The similarities between the opening scene of Majid Majidi’s ‘The Color of Paradise’ and the scenes currently being played out at the BERDO office in Mirpur, Dhaka are difficult to miss.
Sajib was discovered outside the train station at Tongi by a BERDO scout. He had sores all over his body and was begging for food. His mother was contacted and Sajib was brought to the School of Happy World, where he has already spent a year. Tk 2700 was spent on his treatment. Sajib still has marks all over his limbs, but has no other ailment. He is bright and good with schoolwork.
“Where are you going to spend Eid?” I asked Sajib. “Tangail, at my grandmother’s house” – quick came the reply. “My mother is going to take me there”, he added. Little does he know that there is a distinct possibility that his mother might not turn up to take him home for Id. The people at BERDO do not seem to be complaining, however. They fear that once home his mother would send him out to beg. “When he returns, he will be as weak as a reed”, the cook tells me.
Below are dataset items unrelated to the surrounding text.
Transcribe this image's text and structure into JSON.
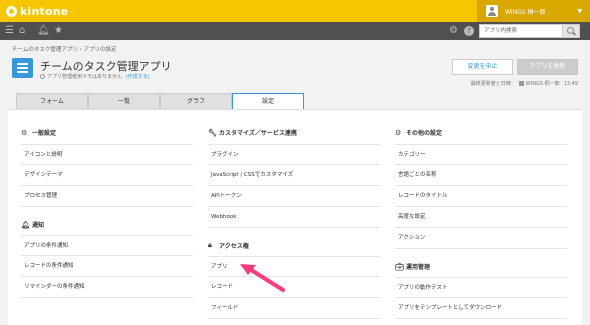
{
  "brand": {
    "name": "kintone"
  },
  "user": {
    "name": "WINGS 桐一郎"
  },
  "search": {
    "placeholder": "アプリ内検索"
  },
  "breadcrumb": "チームのタスク管理アプリ  ›  アプリの設定",
  "app": {
    "title": "チームのタスク管理アプリ",
    "meta_text": "アプリ管理者用メモはありません",
    "meta_link": "(作成する)"
  },
  "actions": {
    "cancel_label": "変更を中止",
    "update_label": "アプリを更新"
  },
  "last_updated": {
    "label": "最終更新者と日時：",
    "user": "WINGS 桐一郎",
    "time": "13:49"
  },
  "tabs": [
    "フォーム",
    "一覧",
    "グラフ",
    "設定"
  ],
  "columns": [
    {
      "sections": [
        {
          "title": "一般設定",
          "icon": "gear-icon",
          "items": [
            "アイコンと説明",
            "デザインテーマ",
            "プロセス管理"
          ]
        },
        {
          "title": "通知",
          "icon": "bell-icon",
          "items": [
            "アプリの条件通知",
            "レコードの条件通知",
            "リマインダーの条件通知"
          ]
        }
      ]
    },
    {
      "sections": [
        {
          "title": "カスタマイズ／サービス連携",
          "icon": "wrench-icon",
          "items": [
            "プラグイン",
            "JavaScript / CSSでカスタマイズ",
            "APIトークン",
            "Webhook"
          ]
        },
        {
          "title": "アクセス権",
          "icon": "lock-icon",
          "items": [
            "アプリ",
            "レコード",
            "フィールド"
          ]
        }
      ]
    },
    {
      "sections": [
        {
          "title": "その他の設定",
          "icon": "gears-icon",
          "items": [
            "カテゴリー",
            "言語ごとの名称",
            "レコードのタイトル",
            "高度な設定",
            "アクション"
          ]
        },
        {
          "title": "運用管理",
          "icon": "briefcase-icon",
          "items": [
            "アプリの動作テスト",
            "アプリをテンプレートとしてダウンロード"
          ]
        }
      ]
    }
  ],
  "colors": {
    "header": "#f6c700",
    "nav": "#505050",
    "accent": "#3498db",
    "arrow": "#ff3a7a"
  }
}
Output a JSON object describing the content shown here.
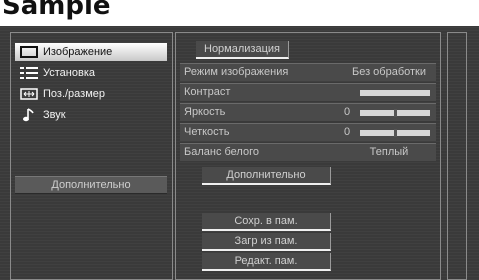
{
  "header": {
    "title": "Sample"
  },
  "left_menu": {
    "items": [
      {
        "label": "Изображение",
        "icon": "monitor-icon",
        "selected": true
      },
      {
        "label": "Установка",
        "icon": "list-icon",
        "selected": false
      },
      {
        "label": "Поз./размер",
        "icon": "position-size-icon",
        "selected": false
      },
      {
        "label": "Звук",
        "icon": "music-note-icon",
        "selected": false
      }
    ],
    "advanced_label": "Дополнительно"
  },
  "picture_menu": {
    "normalize_label": "Нормализация",
    "rows": [
      {
        "label": "Режим изображения",
        "value": "Без обработки"
      },
      {
        "label": "Контраст",
        "value": ""
      },
      {
        "label": "Яркость",
        "value": "0",
        "level": 0.5
      },
      {
        "label": "Четкость",
        "value": "0",
        "level": 0.5
      },
      {
        "label": "Баланс белого",
        "value": "Теплый"
      }
    ],
    "advanced_label": "Дополнительно",
    "save_label": "Сохр. в пам.",
    "load_label": "Загр из пам.",
    "edit_label": "Редакт. пам."
  },
  "colors": {
    "screen_bg": "#3a3a3a",
    "selected_bg": "#ffffff",
    "text": "#d0d0d0"
  }
}
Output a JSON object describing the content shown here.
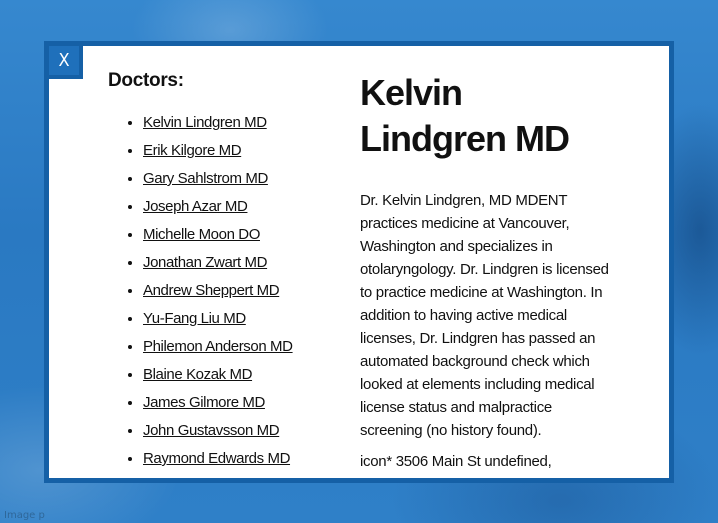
{
  "modal": {
    "close_label": "X"
  },
  "doctors": {
    "heading": "Doctors:",
    "items": [
      {
        "label": "Kelvin Lindgren MD"
      },
      {
        "label": "Erik Kilgore MD"
      },
      {
        "label": "Gary Sahlstrom MD"
      },
      {
        "label": "Joseph Azar MD"
      },
      {
        "label": "Michelle Moon DO"
      },
      {
        "label": "Jonathan Zwart MD"
      },
      {
        "label": "Andrew Sheppert MD"
      },
      {
        "label": "Yu-Fang Liu MD"
      },
      {
        "label": "Philemon Anderson MD"
      },
      {
        "label": "Blaine Kozak MD"
      },
      {
        "label": "James Gilmore MD"
      },
      {
        "label": "John Gustavsson MD"
      },
      {
        "label": "Raymond Edwards MD"
      }
    ]
  },
  "detail": {
    "name": "Kelvin Lindgren MD",
    "bio": "Dr. Kelvin Lindgren, MD MDENT practices medicine at Vancouver, Washington and specializes in otolaryngology. Dr. Lindgren is licensed to practice medicine at Washington. In addition to having active medical licenses, Dr. Lindgren has passed an automated background check which looked at elements including medical license status and malpractice screening (no history found).",
    "address": "icon* 3506 Main St undefined,"
  },
  "background": {
    "watermark": "Image p"
  },
  "colors": {
    "modal_border": "#1560a6",
    "close_button": "#1f70bb",
    "page_background": "#2a7bc4"
  }
}
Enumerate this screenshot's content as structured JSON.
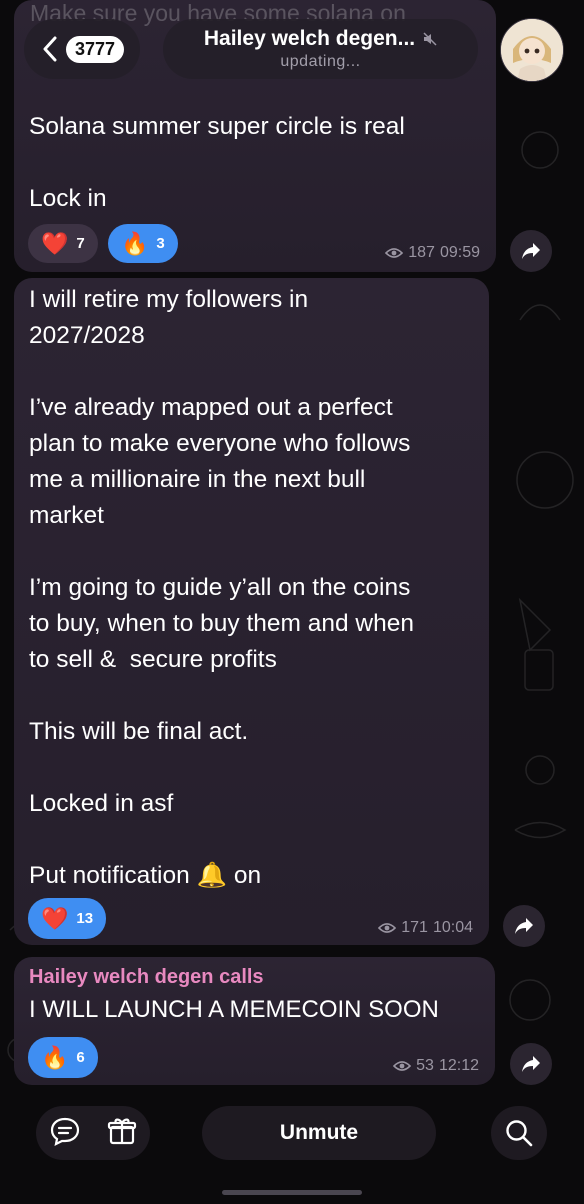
{
  "header": {
    "back_count": "3777",
    "title": "Hailey welch degen...",
    "status": "updating...",
    "ghost_text": "Make sure you have some solana on"
  },
  "messages": [
    {
      "text": "Solana summer super circle is real\n\nLock in",
      "reactions": [
        {
          "emoji": "❤️",
          "count": "7",
          "active": false
        },
        {
          "emoji": "🔥",
          "count": "3",
          "active": true
        }
      ],
      "views": "187",
      "time": "09:59"
    },
    {
      "text": "I will retire my followers in\n2027/2028\n\nI’ve already mapped out a perfect\nplan to make everyone who follows\nme a millionaire in the next bull\nmarket\n\nI’m going to guide y’all on the coins\nto buy, when to buy them and when\nto sell &  secure profits\n\nThis will be final act.\n\nLocked in asf\n\nPut notification 🔔 on",
      "reactions": [
        {
          "emoji": "❤️",
          "count": "13",
          "active": true
        }
      ],
      "views": "171",
      "time": "10:04"
    },
    {
      "sender": "Hailey welch degen calls",
      "text": "I WILL LAUNCH A MEMECOIN SOON",
      "reactions": [
        {
          "emoji": "🔥",
          "count": "6",
          "active": true
        }
      ],
      "views": "53",
      "time": "12:12"
    }
  ],
  "bottom": {
    "unmute_label": "Unmute",
    "icons": [
      "chat-bubble-icon",
      "gift-icon",
      "search-icon"
    ]
  },
  "colors": {
    "accent": "#3f8ef2",
    "sender_name": "#e889c0",
    "bubble": "#2a2330"
  }
}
In the movie, Mohammed’s father, overpowered by his love for his child, makes a mad dash into a raging river to rescue the drowning boy in the end. I realise that Sajib may not get to eat two square meals a day at home during Ramadan; that he, only eight years of age, might have to fast too – not out of the urge to attend to his religious duties, but forcibly, by compulsion. I also realise that there will be no dates in Sajib’s kitchen for him to steal (something that he does at BERDO, while the cook watches secretly with glee). But I still hope that this Mohammed spends Id in Tangail with his mother. For better or for worse.